Ausstellung von Lada Nakonechna: Landschaften ohne Himmel
Ist den Bildern zu trauen? In ihrer Ausstellung bei Eigen + Art versucht die ukrainische Künstlerin Lada Nakonechna den Krieg visuell darzustellen.
Es gibt einen recht banalen Grund, warum der Titel „Below Ground Level“ zu der neuen Ausstellung der ukrainischen Künstlerin Lada Nakonechna in der Berliner Galerie Eigen + Art passt: Man muss dort, um in den Hauptausstellungsraum zu gelangen, eine Treppe heruntersteigen, ins offene Untergeschoss.
Die Perspektive der Betrachter*innen auf ihre Kunst sei ihr sehr wichtig, der Kontext, zu dem auch die Räume gehörten, erklärt Nakonechna im Gespräch, kurz vor der Ausstellungseröffnung in der ersten Märzwoche. Diejenigen der Galerie Eigen + Art in Berlin und Leipzig kennt sie gut. 2014 hat Nakonechna dort erstmals ausgestellt.
Der Titel „Below Ground Level“ spielt aber noch auf einiges mehr an. Mit dem Krieg in der Ukraine hat das zu tun. Nakonechna ist 1981 im ukrainischen Dnipro geboren. Später studierte sie in Kyjiw, lernte dort ihren Mann kennen. Bis zum Februar 2022 lebten sie in der ukrainischen Hauptstadt. Kurz nach dem russischen Überfall auf die Ukraine floh die Künstlerin mit ihrem Sohn nach Deutschland. Ihr Mann ist nach wie vor in der Ukraine.
„Below Ground Level“, unter der Erdoberfläche, befinden sich dort derzeit vor allem Schutzräume. Nakonechna gibt wieder, was ihr eine Freundin berichtete, die in Mariupol war, als die Stadt eingeschlossen wurde: Eines der Probleme dort unten – neben allen anderen Nöten – sei, dass man nicht mitbekomme, was oben passiere. Telefone funktionierten nicht, das Internet erst recht nicht. Im Untergrund zu sein bedeute, von Informationen abgeschnitten zu sein.
Fotografien aus Internet und Social Media
Lada Nakonechna: Below Ground Level, Galerie Eigen & Art, bis 20. April. Künstlerinnengespräch am 11. April, 18 Uhr
Von Informationen über den Krieg, insbesondere visuellen, handelt ihre Ausstellung, von der Frage, wie man den russisch-ukrainischen Krieg darstellen kann. Nakonechna arbeitet bevorzugt zeichnerisch. Für „Below Ground Level“ bringt sie Zeichnungen mit fotografischem Material aus dem Internet zusammen.

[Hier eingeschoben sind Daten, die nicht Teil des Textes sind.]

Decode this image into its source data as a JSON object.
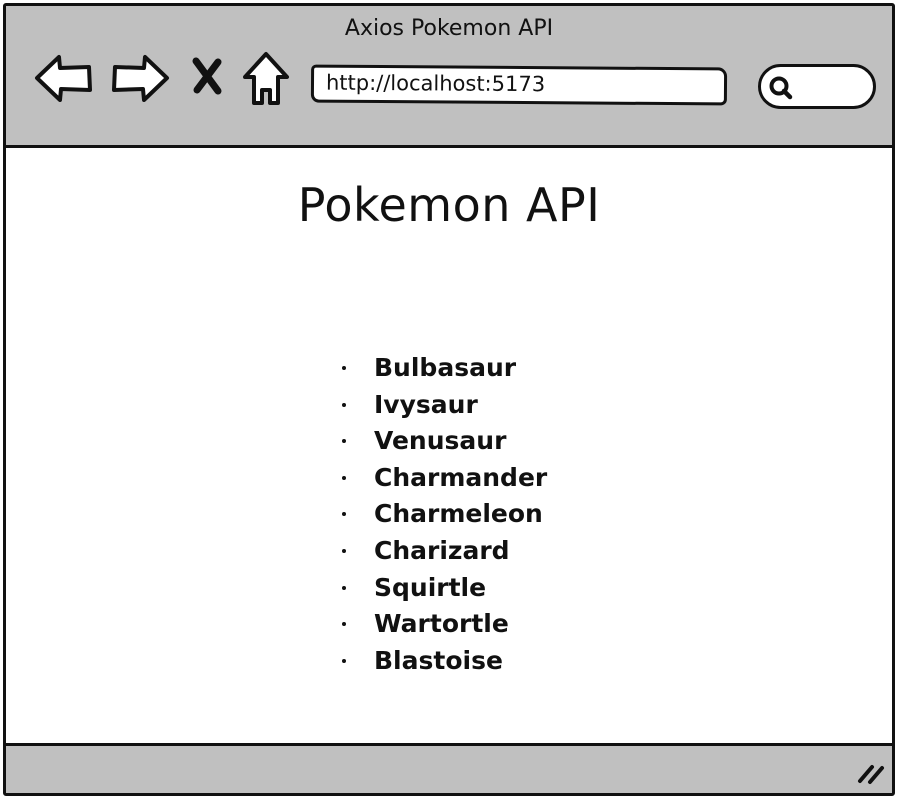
{
  "window": {
    "title": "Axios Pokemon API"
  },
  "toolbar": {
    "back_icon": "arrow-left",
    "forward_icon": "arrow-right",
    "stop_icon": "x-mark",
    "home_icon": "house",
    "search_icon": "magnifier"
  },
  "address_bar": {
    "url": "http://localhost:5173"
  },
  "page": {
    "heading": "Pokemon API",
    "pokemon": [
      "Bulbasaur",
      "Ivysaur",
      "Venusaur",
      "Charmander",
      "Charmeleon",
      "Charizard",
      "Squirtle",
      "Wartortle",
      "Blastoise"
    ]
  },
  "colors": {
    "chrome": "#c0c0c0",
    "ink": "#111111",
    "background": "#ffffff"
  }
}
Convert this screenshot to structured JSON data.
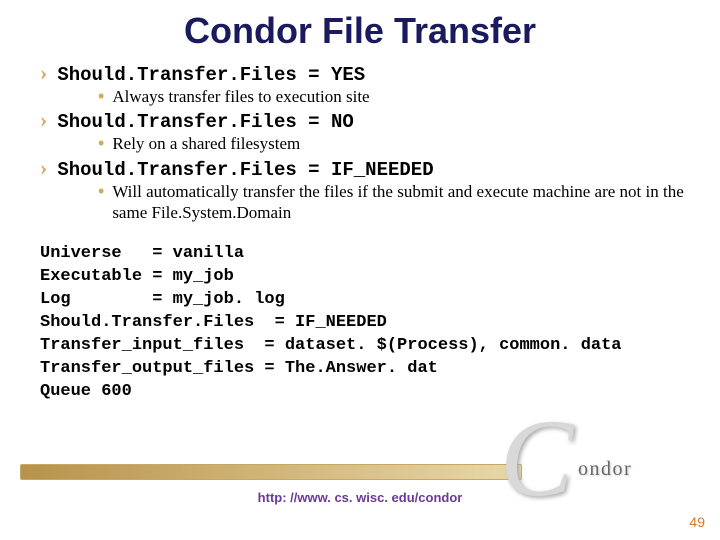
{
  "title": "Condor File Transfer",
  "items": [
    {
      "label": "Should.Transfer.Files = YES",
      "sub": [
        "Always transfer files to execution site"
      ]
    },
    {
      "label": "Should.Transfer.Files = NO",
      "sub": [
        "Rely on a shared filesystem"
      ]
    },
    {
      "label": "Should.Transfer.Files = IF_NEEDED",
      "sub": [
        "Will automatically transfer the files if the submit and execute machine are not in the same File.System.Domain"
      ]
    }
  ],
  "code": "Universe   = vanilla\nExecutable = my_job\nLog        = my_job. log\nShould.Transfer.Files  = IF_NEEDED\nTransfer_input_files  = dataset. $(Process), common. data\nTransfer_output_files = The.Answer. dat\nQueue 600",
  "url": "http: //www. cs. wisc. edu/condor",
  "page": "49",
  "logo": {
    "word": "ondor"
  }
}
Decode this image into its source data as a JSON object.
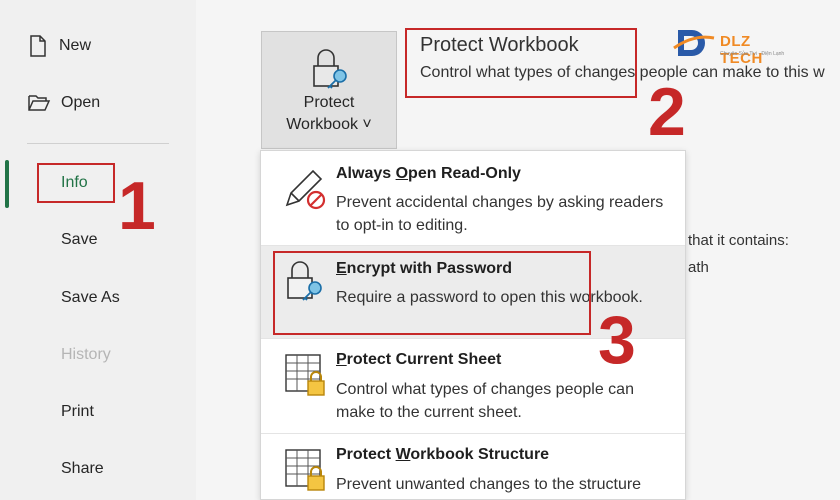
{
  "sidebar": {
    "items": [
      {
        "label": "New"
      },
      {
        "label": "Open"
      },
      {
        "label": "Info"
      },
      {
        "label": "Save"
      },
      {
        "label": "Save As"
      },
      {
        "label": "History"
      },
      {
        "label": "Print"
      },
      {
        "label": "Share"
      }
    ]
  },
  "protect_button": {
    "line1": "Protect",
    "line2": "Workbook ˅"
  },
  "protect_panel": {
    "title": "Protect Workbook",
    "description": "Control what types of changes people can make to this w"
  },
  "background_text": {
    "line1": "that it contains:",
    "line2": "ath"
  },
  "logo": {
    "text": "DLZ TECH",
    "tagline": "Chuyên Sửa Tivi - Điện Lạnh"
  },
  "annotations": {
    "n1": "1",
    "n2": "2",
    "n3": "3"
  },
  "menu": {
    "items": [
      {
        "title_pre": "Always ",
        "title_key": "O",
        "title_post": "pen Read-Only",
        "desc": "Prevent accidental changes by asking readers to opt-in to editing."
      },
      {
        "title_pre": "",
        "title_key": "E",
        "title_post": "ncrypt with Password",
        "desc": "Require a password to open this workbook."
      },
      {
        "title_pre": "",
        "title_key": "P",
        "title_post": "rotect Current Sheet",
        "desc": "Control what types of changes people can make to the current sheet."
      },
      {
        "title_pre": "Protect ",
        "title_key": "W",
        "title_post": "orkbook Structure",
        "desc": "Prevent unwanted changes to the structure"
      }
    ]
  },
  "colors": {
    "accent_green": "#217346",
    "annotation_red": "#c62828",
    "logo_orange": "#f08a24"
  }
}
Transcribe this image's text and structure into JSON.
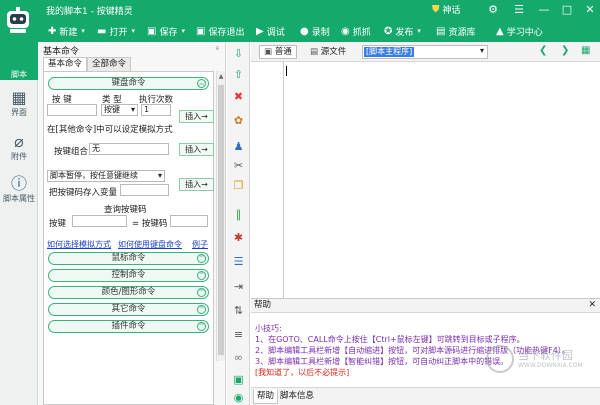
{
  "window": {
    "title": "我的脚本1 - 按键精灵",
    "vip_label": "神话",
    "controls": [
      "⚙",
      "☰",
      "—",
      "□",
      "✕"
    ]
  },
  "toolbar": {
    "new": "新建",
    "open": "打开",
    "save": "保存",
    "save_exit": "保存退出",
    "debug": "调试",
    "record": "录制",
    "capture": "抓抓",
    "publish": "发布",
    "resources": "资源库",
    "learn": "学习中心"
  },
  "sidebar": {
    "items": [
      {
        "label": "脚本",
        "icon": "robot-icon"
      },
      {
        "label": "界面",
        "icon": "grid-icon"
      },
      {
        "label": "附件",
        "icon": "paperclip-icon"
      },
      {
        "label": "脚本属性",
        "icon": "info-icon"
      }
    ]
  },
  "panel": {
    "title": "基本命令",
    "pin": "ᛜ",
    "tabs": [
      "基本命令",
      "全部命令"
    ],
    "key_section": {
      "title": "键盘命令",
      "col_key": "按 键",
      "col_type": "类 型",
      "col_count": "执行次数",
      "type_value": "按键",
      "count_value": "1",
      "insert": "插入→",
      "note": "在[其他命令]中可以设定模拟方式"
    },
    "combo": {
      "label": "按键组合",
      "value": "无",
      "insert": "插入→"
    },
    "pause": {
      "label": "脚本暂停，按任意键继续",
      "store_label": "把按键码存入变量",
      "insert": "插入→"
    },
    "query": {
      "title": "查询按键码",
      "key_label": "按键",
      "code_label": "= 按键码"
    },
    "links": [
      "如何选择模拟方式",
      "如何使用键盘命令",
      "例子"
    ],
    "sections": [
      "鼠标命令",
      "控制命令",
      "颜色/图形命令",
      "其它命令",
      "插件命令"
    ]
  },
  "editor": {
    "tab_normal": "普通",
    "tab_source": "源文件",
    "proc_selected": "[脚本主程序]"
  },
  "help": {
    "title": "帮助",
    "tip_title": "小技巧:",
    "lines": [
      "1、在GOTO、CALL命令上按住【Ctrl+鼠标左键】可跳转到目标或子程序。",
      "2、脚本编辑工具栏新增【自动缩进】按钮，可对脚本源码进行缩进排版（功能热键F4）。",
      "3、脚本编辑工具栏新增【智能纠错】按钮，可自动纠正脚本中的错误。"
    ],
    "dismiss": "[我知道了，以后不必提示]"
  },
  "bottom_tabs": [
    "帮助",
    "脚本信息"
  ],
  "watermark": {
    "title": "当下软件园",
    "sub": "WWW.DOWNXIA.COM"
  },
  "colors": {
    "brand": "#16a96c",
    "link": "#1c3fd1",
    "tip": "#7b2cb0",
    "alert": "#d8251c"
  }
}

Der Krieg in der Ukraine ist einer der ersten, der massiv auch in sozialen Netzwerken ausgefochten wird, quasi in Echtzeit. „Wir leben in einer visuellen Welt, einer Welt voller Bilder“, sagt Nakonechna, „aber wissen wir, wirklich woher wir unsere Informationen haben? Und reichen diese aus?“ Solche Fragen treiben sie um, wie auch viele andere Künstler*innen: „In der Ukraine wird viel darüber diskutiert, welche Medien wirklich das Wissen über den Krieg weitergeben können.“
Aktuell kann man das in Berlin auch bei der Kyiv Perenniale sehen. Viele der ausstellenden Künstler*innen arbeiten – oft auf sehr direkte, schonungslose Art und Weise – mit und zu den Bildern, die der Krieg schafft.
Nakonechnas künstlerische Auseinandersetzung ist subtiler, hintersinniger. Einfach für schwarz-weiße Landschaftszeichnungen könnte man ihre Arbeiten im ersten Teil der Ausstellung halten. Es ist ein Spiel mit der Wahrnehmung. Genau muss man hinschauen, um zu erkennen, dass keine Himmel auf ihnen zu sehen sind. Nur Böden. Oben und unten.
Nakonechna zeichnet ein Bild der Zerstörung, des Ökozids in der Ukraine auch, und nicht zuletzt eines der Auswegslosigkeit. Leuchtende Raketen täuschen vor, Sonnenstrahlen zu sein, Rauch wirkt wie Wolkenformationen. Es sind Bilder, die Perspektive wie Orientierung verweigern.
Das passt zu dem, was Nakonechna noch zu ihrem Ausstellungstitel gesagt hat: Es ginge auch um jenes Gefühl, den Boden unter den Füßen zu verlieren, weil Überzeugungen nicht mehr anwendbar sind. Der Pazifismus etwa. Was nützt der beim Überleben, wenn das Land, in dem man lebt, besetzt wird?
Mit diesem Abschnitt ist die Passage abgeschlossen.